Descriptive statistics (median, frequencies, ranges) were used to summarize baseline characteristics, AEs, and response measurements (ORR, DCR). 95% of CIs for ORR and DCR were analyzed using the Clopper-Pearson method (R Studio, Version2022.12.0 + 353). Median PFS was calculated using the Kaplan–Meier method (R Studio, Version2022.12.0 + 353). Fisher’s exact test (two-sided) and Welsh Two Sample TOST (two one-sided tests) were used to compare the proportions of clinical outcomes between cohorts 5 and 6. Of note, the study was prematurely terminated because the company withdrew the sponsorship for investigational drug supplies in February 2020. Because cohorts 5 and 6 were closed early for enrollment, the participants from cohorts 5 and 6 were reported together as a combined dataset to have a reasonable number of data analyses given the results are sufficiently similar between the two cohorts.

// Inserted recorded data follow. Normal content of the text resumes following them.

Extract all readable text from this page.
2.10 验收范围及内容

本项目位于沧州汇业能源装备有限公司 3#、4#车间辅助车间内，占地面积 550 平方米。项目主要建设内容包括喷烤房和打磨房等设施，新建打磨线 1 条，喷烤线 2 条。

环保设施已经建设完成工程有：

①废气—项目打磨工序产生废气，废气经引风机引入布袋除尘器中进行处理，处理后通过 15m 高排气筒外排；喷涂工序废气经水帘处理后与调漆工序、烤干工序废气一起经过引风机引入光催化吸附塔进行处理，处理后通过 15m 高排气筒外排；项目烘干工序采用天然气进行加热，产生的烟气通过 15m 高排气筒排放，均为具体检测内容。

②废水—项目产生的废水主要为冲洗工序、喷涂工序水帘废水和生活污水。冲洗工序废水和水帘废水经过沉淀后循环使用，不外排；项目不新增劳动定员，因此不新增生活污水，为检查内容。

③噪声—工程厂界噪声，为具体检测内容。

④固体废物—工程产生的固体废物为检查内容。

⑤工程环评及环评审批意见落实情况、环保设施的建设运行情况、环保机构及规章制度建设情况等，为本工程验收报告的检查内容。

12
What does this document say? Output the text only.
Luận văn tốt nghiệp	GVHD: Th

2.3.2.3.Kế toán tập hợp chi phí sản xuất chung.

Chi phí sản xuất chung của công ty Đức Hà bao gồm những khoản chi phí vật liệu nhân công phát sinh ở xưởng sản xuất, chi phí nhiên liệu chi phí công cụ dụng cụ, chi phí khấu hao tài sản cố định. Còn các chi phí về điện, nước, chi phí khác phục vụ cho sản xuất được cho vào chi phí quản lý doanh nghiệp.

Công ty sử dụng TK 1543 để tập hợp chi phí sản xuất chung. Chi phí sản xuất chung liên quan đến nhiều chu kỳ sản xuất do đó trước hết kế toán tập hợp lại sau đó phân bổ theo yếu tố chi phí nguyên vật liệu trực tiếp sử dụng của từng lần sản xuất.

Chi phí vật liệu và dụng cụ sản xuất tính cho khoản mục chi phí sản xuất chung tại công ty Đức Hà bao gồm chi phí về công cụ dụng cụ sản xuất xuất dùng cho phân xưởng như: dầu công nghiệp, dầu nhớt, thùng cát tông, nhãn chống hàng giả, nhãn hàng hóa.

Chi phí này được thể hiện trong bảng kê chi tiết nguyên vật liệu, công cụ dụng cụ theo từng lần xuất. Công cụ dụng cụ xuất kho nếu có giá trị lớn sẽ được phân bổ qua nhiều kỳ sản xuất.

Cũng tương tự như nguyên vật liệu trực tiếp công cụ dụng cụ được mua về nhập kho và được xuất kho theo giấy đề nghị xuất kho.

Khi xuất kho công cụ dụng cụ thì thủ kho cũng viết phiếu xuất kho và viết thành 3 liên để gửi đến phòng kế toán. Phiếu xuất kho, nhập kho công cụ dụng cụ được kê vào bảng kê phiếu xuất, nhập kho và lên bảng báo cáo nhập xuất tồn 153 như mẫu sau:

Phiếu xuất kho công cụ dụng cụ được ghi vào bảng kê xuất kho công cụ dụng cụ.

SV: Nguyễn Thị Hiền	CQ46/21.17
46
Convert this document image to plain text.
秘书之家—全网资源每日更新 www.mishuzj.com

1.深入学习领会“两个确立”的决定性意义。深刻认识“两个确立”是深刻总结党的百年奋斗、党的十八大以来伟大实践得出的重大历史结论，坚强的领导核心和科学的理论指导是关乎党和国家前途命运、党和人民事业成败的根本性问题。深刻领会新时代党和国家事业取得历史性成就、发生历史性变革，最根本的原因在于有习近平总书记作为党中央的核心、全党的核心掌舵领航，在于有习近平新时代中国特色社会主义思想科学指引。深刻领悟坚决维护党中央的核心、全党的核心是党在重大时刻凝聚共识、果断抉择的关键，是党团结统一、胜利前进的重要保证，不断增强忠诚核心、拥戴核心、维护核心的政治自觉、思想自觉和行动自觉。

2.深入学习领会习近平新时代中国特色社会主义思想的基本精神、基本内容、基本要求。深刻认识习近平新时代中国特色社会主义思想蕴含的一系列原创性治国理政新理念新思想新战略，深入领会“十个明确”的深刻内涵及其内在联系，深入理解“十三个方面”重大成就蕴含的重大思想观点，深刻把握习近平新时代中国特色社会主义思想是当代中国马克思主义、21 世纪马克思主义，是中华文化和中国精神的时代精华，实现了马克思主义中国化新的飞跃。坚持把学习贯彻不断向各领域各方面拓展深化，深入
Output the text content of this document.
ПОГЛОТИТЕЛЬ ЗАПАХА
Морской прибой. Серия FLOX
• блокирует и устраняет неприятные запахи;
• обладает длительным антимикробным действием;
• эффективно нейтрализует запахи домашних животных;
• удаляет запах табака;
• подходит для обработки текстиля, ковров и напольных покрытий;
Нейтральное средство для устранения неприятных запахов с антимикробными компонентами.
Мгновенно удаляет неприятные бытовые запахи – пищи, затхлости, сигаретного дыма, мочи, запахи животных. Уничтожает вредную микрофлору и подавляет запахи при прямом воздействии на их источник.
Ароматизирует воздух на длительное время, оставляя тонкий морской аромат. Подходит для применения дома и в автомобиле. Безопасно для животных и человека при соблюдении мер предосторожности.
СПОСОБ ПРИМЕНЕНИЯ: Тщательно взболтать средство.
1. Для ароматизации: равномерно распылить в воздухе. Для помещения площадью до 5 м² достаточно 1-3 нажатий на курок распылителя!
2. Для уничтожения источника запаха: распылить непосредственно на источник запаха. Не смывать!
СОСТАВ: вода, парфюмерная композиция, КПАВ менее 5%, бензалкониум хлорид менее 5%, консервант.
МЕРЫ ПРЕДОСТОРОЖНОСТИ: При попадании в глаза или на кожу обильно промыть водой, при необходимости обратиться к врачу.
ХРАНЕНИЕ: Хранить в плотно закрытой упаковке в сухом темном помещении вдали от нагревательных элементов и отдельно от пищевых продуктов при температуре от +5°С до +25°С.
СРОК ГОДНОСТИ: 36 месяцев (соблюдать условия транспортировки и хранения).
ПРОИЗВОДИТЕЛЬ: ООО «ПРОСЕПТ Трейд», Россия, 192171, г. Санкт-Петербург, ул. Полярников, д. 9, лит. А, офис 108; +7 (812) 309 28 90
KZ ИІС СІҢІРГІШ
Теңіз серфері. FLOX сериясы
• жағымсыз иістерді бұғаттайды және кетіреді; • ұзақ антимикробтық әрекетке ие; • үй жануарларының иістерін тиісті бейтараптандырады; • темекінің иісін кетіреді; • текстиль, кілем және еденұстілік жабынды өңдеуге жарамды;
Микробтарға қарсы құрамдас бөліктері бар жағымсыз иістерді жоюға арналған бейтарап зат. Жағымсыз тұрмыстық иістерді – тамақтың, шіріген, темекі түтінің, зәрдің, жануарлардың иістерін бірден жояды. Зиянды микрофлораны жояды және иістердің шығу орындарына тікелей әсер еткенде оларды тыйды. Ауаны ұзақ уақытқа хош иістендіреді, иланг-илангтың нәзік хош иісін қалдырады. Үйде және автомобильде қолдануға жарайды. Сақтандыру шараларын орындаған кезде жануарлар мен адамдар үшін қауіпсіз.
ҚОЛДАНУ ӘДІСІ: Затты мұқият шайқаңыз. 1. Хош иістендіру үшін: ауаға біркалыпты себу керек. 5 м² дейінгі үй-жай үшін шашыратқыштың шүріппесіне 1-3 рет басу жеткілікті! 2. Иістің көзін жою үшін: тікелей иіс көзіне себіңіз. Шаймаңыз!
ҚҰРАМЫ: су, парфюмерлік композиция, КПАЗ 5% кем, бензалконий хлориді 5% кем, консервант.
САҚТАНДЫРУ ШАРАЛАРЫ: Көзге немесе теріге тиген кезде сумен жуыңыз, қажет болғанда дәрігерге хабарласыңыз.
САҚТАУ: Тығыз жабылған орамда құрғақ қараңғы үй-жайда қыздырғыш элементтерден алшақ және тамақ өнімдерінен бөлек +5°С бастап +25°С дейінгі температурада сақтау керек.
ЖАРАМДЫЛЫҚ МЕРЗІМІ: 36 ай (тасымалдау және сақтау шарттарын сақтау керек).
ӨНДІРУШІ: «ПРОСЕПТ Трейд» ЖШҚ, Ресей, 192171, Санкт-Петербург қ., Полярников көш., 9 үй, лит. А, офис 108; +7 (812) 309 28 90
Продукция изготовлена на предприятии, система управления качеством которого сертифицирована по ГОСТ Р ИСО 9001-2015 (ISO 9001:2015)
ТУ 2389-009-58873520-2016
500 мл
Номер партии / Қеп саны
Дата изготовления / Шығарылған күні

For statistical analyses of RNAseq, multiple hypothesis testing followed by adjusting with Benjamini–Hochberg false-discovery rate (FDR) cut-off <10% (FDR q < 0.1 indicates significance) was used. For GSEA, FDR q < 0.25, |normalized enrichment score (NES)| >1.65, and nominal P < 0.02 were used as selection criteria81. Comparison of mutational signatures was performed using a Kruskal–Wallis test and grouped P-values according to mutational signature-related etiology were obtained using a Fisher exact method (WES analysis). Comparison of immune cell subsets and CTCs was calculated by a non-parametric Wilcoxon rank sum test for unpaired samples, while the Wilcoxon matched-pairs test was used to analyze paired samples. All differences were considered statistically significant if P < 0.05. PFS according to CTCs changes was estimated by the Kaplan–Meier method; comparisons between arms, hazard ratio, and CI were analyzed using the log-rank test.

For preclinical studies, at least duplicate independent biological replicates were performed in all experiments. Investigators were blinded during data collection and analysis. Data were analyzed using a standard Student’s t-test (two-sided) to determine significance and are shown as mean ± standard deviation (SD). P-values < 0.05 were considered significant. All statistical analyses were done using GraphPad Prism v9 or Microsoft Excel.

Reporting summary

Further information on research design is available in the Nature Portfolio Reporting Summary linked to this article.